Kubota, who took over the top post at the brand in December, told Automotive News Canada at the Canadian International AutoShow Feb. 16. that he is in the process of familiarizing himself with the Canadian market and will be “listening closely” to dealers in regional meetings running throughout March.
Subaru was hobbled by production challenges and inventory shortages in Canada in 2022, leading to its worst sales performance in years. Sales fell to 44,009 last year, down more than 20 per cent from 56,870 in 2021 and 57,524 in pre-pandemic 2019.
Kubota said the company is looking to “rebound” in 2023. It is targeting sales of 60,000 vehicles in Canada this year, and further growth in the years ahead.
“Our long-term goal is to achieve five per cent market share,” equating to about 80,000 vehicles annually, Kubota said.
Despite the significant decline in sales last year, dealers remain enthusiastic about the brand. In February, Subaru earned the top place in the Canadian Automobile Dealers Association’s 2022 Dealer Satisfaction Index among brands with fewer than 100 dealerships for the 10th year in a row.
Subaru also began Canadian deliveries of its first battery-electric vehicle in the fall as it irons out its electrification strategy.
The Subaru Solterra, a rebadged version of the Toyota bZ4X, has received positive feedback from customers and has been a “good start” for the brand, Kubota said. As with many other EVs, however, Canadian customers are facing a waitlist.
“Depending on the trim level, it’s over five months,” Kubota said.
Each of Subaru Canada’s 95 dealers have “opted in” to sell EVs, and about half have made their first electric sale, according to Julie Lychak, manager of public relations for Subaru Canada.
To properly serve EV customers, Subaru is asking its retailers to make fresh investments in their dealerships, though it is allowing a relatively high degree of regional differentiation, Lychak added. Dealers will need to install at least one customer-facing EV charger, and another in the shop, but the total number of chargers and their speed will depend on local demands.
The need for dealership shop upgrades will also be market dependent, Lychak said. Dealers in Quebec, for instance, previously sold the Subaru Crosstrek Hybrid, and invested in some of the necessary equipment at that point. She said dealers not previously equipped who are serving large markets will likely have to spend “significantly more,” but she would not specify how much the investment could run.

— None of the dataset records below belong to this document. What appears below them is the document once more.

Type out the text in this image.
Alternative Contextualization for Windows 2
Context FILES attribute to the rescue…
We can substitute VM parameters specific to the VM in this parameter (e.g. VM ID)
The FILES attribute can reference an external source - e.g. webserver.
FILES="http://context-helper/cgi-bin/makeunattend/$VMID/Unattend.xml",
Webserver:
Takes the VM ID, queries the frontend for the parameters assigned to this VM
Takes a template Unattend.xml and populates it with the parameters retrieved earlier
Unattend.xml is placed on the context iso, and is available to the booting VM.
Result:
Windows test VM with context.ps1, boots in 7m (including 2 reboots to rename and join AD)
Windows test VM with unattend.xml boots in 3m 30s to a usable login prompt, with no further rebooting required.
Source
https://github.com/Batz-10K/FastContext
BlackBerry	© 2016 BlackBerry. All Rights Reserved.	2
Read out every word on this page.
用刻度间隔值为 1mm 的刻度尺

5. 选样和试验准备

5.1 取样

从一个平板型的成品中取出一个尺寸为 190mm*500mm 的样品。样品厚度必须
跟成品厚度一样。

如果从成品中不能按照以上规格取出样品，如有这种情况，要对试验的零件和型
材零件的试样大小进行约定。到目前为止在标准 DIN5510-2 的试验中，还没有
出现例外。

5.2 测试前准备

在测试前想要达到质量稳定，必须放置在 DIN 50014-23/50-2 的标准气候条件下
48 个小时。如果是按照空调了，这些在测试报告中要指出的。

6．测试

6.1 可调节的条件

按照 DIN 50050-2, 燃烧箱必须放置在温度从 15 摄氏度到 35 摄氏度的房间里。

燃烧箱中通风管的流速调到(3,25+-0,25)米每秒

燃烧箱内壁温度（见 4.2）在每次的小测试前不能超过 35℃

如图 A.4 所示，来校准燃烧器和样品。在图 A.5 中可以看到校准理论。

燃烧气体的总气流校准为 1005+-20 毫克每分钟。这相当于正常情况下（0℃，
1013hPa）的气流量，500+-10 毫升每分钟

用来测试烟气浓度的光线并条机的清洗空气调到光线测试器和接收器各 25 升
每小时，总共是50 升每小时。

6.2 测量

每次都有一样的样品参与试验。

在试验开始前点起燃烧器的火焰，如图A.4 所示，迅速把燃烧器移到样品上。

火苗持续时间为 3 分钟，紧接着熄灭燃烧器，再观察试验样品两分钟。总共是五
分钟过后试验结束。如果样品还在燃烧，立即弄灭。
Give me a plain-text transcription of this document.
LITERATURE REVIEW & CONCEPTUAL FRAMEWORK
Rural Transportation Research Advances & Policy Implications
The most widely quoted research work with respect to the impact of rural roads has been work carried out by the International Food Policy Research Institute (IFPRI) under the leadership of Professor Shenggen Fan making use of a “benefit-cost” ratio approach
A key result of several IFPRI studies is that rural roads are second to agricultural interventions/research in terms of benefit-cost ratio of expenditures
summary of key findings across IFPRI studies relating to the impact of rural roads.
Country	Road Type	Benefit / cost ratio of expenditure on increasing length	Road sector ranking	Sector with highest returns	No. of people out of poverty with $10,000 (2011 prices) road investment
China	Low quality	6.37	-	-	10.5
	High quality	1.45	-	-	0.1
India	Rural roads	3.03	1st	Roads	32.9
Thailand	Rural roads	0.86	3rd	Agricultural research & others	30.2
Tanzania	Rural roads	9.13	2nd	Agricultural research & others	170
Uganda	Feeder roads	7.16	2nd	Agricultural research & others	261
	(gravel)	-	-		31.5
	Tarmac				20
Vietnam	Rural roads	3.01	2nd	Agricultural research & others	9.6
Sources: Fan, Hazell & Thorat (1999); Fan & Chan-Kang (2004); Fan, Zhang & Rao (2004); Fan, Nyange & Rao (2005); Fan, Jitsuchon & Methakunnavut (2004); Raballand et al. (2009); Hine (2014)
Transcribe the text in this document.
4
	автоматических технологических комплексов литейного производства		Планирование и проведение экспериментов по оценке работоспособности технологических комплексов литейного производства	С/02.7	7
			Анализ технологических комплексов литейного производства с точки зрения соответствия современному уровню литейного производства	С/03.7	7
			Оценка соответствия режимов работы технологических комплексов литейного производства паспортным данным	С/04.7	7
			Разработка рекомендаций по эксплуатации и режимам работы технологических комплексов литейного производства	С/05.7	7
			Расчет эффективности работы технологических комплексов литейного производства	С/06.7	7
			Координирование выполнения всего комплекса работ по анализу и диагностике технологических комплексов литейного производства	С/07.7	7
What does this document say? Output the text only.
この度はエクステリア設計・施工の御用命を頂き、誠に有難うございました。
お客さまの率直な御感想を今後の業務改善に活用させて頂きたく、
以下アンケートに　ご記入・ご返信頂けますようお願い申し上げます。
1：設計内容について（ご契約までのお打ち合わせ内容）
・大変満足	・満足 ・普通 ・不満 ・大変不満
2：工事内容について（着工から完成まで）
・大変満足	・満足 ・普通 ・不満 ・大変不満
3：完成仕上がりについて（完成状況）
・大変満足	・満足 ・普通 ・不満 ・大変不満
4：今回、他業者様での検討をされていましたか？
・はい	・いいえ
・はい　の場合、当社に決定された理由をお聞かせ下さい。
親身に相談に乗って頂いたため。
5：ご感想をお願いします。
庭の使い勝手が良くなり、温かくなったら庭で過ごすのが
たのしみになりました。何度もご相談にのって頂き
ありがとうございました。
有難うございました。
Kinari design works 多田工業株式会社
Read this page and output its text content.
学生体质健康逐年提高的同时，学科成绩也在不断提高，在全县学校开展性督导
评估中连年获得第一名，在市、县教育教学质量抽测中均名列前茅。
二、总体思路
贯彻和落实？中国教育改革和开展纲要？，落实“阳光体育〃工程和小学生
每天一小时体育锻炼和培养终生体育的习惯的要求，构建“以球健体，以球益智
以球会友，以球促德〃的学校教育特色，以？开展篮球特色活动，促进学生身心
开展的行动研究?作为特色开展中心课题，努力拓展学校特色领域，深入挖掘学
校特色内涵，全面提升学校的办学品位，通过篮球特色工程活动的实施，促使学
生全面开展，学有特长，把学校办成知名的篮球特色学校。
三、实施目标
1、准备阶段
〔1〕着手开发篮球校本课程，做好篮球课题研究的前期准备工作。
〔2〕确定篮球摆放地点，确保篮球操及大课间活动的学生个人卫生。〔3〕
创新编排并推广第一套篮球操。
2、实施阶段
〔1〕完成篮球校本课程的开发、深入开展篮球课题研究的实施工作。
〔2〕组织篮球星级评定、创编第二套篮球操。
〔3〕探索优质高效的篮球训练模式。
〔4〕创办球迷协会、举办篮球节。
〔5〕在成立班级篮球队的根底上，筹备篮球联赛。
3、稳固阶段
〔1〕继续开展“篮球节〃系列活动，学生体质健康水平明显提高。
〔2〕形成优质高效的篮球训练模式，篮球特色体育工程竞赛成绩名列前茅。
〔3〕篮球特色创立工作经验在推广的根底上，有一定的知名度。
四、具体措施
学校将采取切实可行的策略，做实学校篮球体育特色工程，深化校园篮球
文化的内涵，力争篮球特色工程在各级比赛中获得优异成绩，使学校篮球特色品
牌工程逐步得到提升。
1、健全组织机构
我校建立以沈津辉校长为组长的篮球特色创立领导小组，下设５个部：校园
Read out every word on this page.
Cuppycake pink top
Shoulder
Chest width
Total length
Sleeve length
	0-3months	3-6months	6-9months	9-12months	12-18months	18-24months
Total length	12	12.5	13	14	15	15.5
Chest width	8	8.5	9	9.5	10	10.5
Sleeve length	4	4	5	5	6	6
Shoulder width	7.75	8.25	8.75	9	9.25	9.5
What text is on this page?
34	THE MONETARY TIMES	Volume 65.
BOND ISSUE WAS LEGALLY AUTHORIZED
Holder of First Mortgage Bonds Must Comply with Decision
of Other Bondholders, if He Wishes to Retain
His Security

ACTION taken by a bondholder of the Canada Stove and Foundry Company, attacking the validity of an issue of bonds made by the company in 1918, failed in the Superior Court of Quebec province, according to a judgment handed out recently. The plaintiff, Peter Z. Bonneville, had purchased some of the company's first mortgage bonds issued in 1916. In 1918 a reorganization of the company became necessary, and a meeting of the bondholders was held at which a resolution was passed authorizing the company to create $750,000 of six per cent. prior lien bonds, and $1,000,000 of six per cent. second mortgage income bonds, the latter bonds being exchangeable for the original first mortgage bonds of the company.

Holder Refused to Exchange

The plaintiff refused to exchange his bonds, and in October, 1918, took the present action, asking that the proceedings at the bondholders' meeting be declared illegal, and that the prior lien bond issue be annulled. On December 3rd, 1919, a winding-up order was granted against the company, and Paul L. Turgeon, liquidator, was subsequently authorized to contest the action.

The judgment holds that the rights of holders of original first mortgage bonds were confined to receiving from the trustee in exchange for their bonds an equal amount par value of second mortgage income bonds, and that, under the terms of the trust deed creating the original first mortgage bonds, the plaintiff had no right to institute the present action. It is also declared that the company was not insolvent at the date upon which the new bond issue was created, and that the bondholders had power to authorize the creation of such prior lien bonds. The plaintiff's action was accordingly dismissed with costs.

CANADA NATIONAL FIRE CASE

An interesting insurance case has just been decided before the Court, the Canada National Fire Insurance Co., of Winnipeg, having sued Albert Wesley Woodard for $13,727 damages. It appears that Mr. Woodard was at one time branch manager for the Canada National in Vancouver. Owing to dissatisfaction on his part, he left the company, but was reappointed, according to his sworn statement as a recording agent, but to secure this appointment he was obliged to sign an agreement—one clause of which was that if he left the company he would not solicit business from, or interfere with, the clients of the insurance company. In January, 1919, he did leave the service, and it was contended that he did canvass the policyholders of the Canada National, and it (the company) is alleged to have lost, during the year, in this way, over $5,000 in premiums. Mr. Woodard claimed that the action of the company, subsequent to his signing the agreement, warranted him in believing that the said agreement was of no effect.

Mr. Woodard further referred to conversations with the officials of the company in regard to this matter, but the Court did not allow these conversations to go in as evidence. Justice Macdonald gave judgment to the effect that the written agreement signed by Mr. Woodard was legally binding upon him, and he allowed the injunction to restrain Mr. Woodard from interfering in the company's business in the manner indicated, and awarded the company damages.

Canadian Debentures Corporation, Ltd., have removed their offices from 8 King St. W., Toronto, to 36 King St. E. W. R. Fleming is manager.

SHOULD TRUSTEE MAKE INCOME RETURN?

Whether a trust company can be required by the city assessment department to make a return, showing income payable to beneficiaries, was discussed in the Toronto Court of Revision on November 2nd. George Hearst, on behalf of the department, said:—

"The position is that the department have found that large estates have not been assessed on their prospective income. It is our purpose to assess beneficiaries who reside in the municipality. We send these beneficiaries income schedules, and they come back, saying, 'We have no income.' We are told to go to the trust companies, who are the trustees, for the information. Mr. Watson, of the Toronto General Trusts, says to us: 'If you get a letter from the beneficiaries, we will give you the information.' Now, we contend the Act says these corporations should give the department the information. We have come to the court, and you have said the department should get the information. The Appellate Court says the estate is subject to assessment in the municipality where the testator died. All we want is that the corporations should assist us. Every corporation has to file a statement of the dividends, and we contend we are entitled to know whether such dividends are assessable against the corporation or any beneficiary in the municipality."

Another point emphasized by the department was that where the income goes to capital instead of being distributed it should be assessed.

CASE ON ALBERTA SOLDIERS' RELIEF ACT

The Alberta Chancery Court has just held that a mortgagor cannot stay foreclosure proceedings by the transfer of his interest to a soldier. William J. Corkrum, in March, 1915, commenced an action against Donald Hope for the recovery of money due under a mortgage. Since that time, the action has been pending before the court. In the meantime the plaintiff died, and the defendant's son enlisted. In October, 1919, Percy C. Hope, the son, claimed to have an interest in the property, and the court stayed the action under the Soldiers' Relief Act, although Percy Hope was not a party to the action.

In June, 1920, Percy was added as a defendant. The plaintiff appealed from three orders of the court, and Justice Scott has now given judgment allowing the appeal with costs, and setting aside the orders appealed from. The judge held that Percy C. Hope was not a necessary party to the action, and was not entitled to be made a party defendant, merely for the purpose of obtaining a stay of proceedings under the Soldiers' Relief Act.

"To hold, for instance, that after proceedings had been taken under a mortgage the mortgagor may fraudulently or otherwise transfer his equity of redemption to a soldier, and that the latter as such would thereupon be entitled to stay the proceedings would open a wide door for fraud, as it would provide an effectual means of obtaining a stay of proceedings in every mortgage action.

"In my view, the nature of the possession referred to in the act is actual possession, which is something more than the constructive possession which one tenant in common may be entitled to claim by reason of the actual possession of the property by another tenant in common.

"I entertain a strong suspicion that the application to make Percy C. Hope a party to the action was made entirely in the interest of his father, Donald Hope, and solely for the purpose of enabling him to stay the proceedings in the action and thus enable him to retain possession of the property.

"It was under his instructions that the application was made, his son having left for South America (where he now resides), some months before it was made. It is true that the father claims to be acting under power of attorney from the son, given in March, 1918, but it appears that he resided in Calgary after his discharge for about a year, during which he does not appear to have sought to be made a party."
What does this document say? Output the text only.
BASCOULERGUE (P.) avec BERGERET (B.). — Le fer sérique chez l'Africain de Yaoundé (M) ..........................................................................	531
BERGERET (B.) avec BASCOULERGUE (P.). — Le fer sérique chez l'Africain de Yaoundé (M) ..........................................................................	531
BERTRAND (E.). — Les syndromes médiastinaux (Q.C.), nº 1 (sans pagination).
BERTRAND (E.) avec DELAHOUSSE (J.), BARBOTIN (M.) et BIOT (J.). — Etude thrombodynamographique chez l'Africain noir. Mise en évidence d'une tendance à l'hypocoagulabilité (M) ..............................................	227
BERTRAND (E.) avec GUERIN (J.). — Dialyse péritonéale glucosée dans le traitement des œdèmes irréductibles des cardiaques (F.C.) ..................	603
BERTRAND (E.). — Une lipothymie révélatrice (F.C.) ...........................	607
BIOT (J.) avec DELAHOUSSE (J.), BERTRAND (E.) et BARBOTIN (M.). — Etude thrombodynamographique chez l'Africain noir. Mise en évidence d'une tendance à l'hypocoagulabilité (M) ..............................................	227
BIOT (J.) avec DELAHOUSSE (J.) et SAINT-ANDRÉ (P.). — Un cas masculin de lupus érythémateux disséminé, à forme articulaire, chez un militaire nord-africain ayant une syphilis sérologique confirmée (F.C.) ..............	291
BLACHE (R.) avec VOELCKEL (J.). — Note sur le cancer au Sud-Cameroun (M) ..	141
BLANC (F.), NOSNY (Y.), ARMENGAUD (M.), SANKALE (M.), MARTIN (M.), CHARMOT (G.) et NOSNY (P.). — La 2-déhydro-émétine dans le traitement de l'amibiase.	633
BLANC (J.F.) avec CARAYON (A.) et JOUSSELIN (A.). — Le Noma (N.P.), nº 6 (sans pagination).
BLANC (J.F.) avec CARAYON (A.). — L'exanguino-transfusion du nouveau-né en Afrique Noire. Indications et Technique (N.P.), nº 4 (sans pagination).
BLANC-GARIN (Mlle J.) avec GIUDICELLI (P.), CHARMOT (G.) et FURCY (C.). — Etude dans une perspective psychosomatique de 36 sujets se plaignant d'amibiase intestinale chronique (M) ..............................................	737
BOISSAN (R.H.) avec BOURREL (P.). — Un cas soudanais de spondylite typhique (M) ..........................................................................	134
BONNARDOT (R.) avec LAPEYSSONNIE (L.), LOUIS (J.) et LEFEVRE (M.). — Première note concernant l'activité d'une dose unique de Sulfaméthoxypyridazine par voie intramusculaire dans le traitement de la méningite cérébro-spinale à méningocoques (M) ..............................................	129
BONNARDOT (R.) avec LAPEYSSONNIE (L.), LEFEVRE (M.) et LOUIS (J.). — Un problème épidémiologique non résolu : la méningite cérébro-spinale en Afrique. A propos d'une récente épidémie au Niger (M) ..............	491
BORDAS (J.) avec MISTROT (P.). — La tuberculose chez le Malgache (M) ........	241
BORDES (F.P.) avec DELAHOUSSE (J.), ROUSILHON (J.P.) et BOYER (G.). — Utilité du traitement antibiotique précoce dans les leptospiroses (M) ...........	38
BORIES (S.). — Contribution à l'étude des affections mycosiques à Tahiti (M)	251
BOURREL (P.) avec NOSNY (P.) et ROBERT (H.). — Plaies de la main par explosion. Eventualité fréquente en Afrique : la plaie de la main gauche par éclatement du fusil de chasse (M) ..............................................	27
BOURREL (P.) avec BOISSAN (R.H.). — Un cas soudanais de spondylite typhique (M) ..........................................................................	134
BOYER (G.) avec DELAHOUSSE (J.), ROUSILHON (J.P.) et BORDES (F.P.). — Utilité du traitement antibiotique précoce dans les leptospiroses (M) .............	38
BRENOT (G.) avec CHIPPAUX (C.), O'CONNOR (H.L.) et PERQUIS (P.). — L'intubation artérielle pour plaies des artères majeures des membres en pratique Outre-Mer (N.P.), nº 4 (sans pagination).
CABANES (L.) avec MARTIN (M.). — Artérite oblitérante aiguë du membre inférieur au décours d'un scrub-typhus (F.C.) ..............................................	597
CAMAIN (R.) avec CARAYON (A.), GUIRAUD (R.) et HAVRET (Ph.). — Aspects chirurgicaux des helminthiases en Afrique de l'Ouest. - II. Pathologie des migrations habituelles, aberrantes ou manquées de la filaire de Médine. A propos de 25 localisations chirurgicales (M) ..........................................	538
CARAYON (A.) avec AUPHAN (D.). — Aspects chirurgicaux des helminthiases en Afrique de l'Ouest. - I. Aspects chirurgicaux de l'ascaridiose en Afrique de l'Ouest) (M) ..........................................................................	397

Subaru plans to assist dealers with the capital spending, contributing up to 30 per cent of the investment, based on what market dealers serve.
While the Solterra is Subaru’s first step in the EV market, other models, including those built in-house, will follow.
Kubota said the Japan-based company plans to paint a clearer picture of its product plans and electrification strategy in the first half of its fiscal year, which runs from April to September.